SAVVY

A fully AI-generated campaign exploring how absurdist comedy and product truth can coexist in the same thirty seconds.

THE BRIEF

Savvy is an insurance comparison platform that helps drivers find better rates in minutes by comparing 100+ insurers side by side. The product solves a real and widespread problem — most people renew their car insurance automatically year after year without ever checking if they're getting a good deal.

This project set out to answer one question: how do you make a genuinely funny, emotionally honest piece of content about car insurance that people would actually choose to watch? No celebrities. No studio budget. No production crew. Entirely solo, entirely AI-generated, from brief to final frames.
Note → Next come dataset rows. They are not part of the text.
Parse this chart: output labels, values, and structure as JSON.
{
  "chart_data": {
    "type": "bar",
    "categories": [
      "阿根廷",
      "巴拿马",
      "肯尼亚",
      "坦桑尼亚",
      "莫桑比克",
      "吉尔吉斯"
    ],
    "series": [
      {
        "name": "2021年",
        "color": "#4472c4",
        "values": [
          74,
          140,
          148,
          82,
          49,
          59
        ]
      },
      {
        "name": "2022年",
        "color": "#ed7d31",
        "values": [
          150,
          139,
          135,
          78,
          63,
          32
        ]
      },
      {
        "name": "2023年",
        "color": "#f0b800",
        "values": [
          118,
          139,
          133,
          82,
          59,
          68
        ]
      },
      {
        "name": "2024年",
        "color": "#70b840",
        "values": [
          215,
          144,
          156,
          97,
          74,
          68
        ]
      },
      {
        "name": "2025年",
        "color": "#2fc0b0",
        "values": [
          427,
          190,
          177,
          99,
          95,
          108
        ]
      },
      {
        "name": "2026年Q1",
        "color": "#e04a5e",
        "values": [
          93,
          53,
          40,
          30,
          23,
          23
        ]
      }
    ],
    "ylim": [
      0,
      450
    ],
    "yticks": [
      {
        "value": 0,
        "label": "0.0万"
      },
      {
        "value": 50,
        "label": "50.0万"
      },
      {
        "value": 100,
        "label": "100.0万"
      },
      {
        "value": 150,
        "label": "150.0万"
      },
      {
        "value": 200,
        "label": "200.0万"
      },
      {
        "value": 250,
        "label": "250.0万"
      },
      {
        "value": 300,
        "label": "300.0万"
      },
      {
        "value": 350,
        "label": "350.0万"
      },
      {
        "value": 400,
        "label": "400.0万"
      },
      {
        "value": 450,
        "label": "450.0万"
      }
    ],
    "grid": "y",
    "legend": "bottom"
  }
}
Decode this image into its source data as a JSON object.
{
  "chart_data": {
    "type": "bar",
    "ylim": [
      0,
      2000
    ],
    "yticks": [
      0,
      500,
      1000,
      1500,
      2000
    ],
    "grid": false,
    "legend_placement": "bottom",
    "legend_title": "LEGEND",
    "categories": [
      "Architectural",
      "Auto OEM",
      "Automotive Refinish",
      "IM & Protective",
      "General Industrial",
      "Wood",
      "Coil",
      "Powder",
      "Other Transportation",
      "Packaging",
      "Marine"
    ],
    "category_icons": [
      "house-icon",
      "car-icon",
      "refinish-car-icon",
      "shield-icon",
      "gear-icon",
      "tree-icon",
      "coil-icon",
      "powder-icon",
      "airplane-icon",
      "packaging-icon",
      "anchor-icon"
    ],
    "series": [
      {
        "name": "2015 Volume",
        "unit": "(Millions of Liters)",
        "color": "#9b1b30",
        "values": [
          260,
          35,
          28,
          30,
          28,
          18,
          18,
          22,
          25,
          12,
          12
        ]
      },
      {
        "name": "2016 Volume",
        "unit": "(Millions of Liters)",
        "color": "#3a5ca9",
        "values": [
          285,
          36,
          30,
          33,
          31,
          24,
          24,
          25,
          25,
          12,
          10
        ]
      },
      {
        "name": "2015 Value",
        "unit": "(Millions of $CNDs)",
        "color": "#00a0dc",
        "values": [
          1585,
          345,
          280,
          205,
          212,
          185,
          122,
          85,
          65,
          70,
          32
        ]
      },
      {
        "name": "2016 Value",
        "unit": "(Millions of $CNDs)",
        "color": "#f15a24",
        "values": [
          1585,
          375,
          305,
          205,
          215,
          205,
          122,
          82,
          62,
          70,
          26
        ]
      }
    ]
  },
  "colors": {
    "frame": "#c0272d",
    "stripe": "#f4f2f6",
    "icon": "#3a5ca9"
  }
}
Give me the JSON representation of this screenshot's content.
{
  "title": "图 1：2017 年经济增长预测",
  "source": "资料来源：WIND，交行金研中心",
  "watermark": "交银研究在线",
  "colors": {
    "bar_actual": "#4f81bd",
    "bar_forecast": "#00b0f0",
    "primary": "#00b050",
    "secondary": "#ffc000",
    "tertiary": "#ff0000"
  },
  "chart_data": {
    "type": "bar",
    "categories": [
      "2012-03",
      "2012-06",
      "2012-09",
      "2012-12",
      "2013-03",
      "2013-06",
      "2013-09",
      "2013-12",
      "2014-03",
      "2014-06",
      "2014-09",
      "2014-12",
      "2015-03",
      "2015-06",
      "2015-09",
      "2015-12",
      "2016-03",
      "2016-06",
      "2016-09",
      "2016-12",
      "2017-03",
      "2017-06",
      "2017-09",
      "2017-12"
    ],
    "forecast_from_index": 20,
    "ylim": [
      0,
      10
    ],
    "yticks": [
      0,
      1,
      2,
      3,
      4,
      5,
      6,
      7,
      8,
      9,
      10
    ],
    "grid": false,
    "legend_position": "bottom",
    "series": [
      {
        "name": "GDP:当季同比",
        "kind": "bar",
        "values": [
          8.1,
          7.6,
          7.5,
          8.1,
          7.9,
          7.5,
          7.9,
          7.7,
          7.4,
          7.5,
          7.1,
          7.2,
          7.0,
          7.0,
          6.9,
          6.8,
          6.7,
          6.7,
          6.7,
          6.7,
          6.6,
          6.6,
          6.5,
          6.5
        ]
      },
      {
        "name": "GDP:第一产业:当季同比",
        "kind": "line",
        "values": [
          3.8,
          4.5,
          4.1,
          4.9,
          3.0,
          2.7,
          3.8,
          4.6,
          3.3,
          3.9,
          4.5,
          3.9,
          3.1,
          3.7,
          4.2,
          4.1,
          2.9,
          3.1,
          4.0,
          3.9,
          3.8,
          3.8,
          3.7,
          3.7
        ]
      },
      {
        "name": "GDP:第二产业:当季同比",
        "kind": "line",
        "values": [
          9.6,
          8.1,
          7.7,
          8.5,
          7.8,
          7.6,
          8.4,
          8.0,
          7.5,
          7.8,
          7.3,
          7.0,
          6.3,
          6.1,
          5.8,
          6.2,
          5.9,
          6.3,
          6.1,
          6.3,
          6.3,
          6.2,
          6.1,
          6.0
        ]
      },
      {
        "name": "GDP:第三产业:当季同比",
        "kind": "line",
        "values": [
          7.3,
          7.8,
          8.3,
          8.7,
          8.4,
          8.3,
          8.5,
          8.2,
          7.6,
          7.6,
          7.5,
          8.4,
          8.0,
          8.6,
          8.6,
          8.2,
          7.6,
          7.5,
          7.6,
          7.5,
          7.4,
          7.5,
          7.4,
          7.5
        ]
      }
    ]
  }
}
WHY CAR INSURANCE ADVERTISING FAILS

Nobody thinks about insurance: Until something goes wrong, insurance is completely invisible. Most people couldn't name their insurer, their rate, or when they last compared. The product lives in a blind spot.

Price messaging creates no loyalty: Every insurance brand claims to save you money. When every brand makes the same claim, no claim lands. Price alone is not a differentiator — the emotion around the discovery of savings is.

The default is inertia: Auto-renewal is the enemy of comparison shopping. Most drivers haven't changed their rate in years — not because they checked and were satisfied, but because the friction of checking felt greater than the discomfort of not knowing.

STRATEGIC INSIGHT

"Most people aren't bad at saving money. They're just loyal to their own inertia. And nobody has ever made them laugh about it."

THE POOL - GALLERY

THE SOLUTION

Champion Over Payer

The campaign concept inverts the standard award show format. Instead of celebrating something good, the ceremony celebrates something catastrophically, specifically, avoidably bad — with complete sincerity and full ceremonial pomp. Nobody is mean. Nobody winks at the camera. The presenter genuinely believes this achievement deserves recognition. That committed sincerity is what makes the joke land.

Two Spots. Same Idea. Different Worlds.

Rather than a single hero film, the campaign was developed as two companion spots — same concept, same end card, same line, different settings. The contrast between the two demonstrates the universality of the insight: this happens to everyone, everywhere.

THE POOL

Setting
Luxury indoor pool, pastel palette, arched windows. She looks like someone who has everything figured out.

The ceremony
Synchronized swimmers perform a full choreographed number in her honor. An enormous gold trophy is wheeled poolside. The absurdity of the production value is the joke.

The character
Late 20s, aspirational setting, same mistake. The joke lands harder because she looks like someone who would never make this error.

Tone
Aspirational, spectacular, visually surreal. Same soul, bigger production.

THE PORCH

Setting
Suburban front porch, golden hour. The most public-private space in American life.

The ceremony
A full neighborhood arrives — marching band, cheerleaders, a trophy on a dolly, confetti cannons. The presenter delivers the award with the gravity of a Nobel ceremony.

The character
Late 20s, denim jacket, completely competent. The kind of person who is excellent at everything except this one thing, for four years, for no good reason.

Tone
Grounded, suburban, relatable. Reaches the everyday driver.

THE POOL - VIDEO SPOT

THE PORCH - GALLERY

What Was Hard and How It Was Solved

Tonal calibration — funny without mean
The comedy was built on a specific rule: nobody in the film knows they're being funny. The presenters are genuinely proud of the award. The neighbors genuinely believe this deserves a marching band. The swimmers trained for this. That committed sincerity — played completely straight by every character — is what separates the campaign from parody and keeps the audience laughing with the subject rather than at her.

Landing the product truth inside the comedy
The end card was written in the voice of the campaign rather than switching to standard advertising register. "Most drivers would have shopped around. But not you" is still the joke — it just happens to land on a screen showing real savings and a Switch and Save button. The product doesn't interrupt the comedy. It arrives as the final punchline. This was the key structural decision that makes the campaign feel like a film rather than a commercial.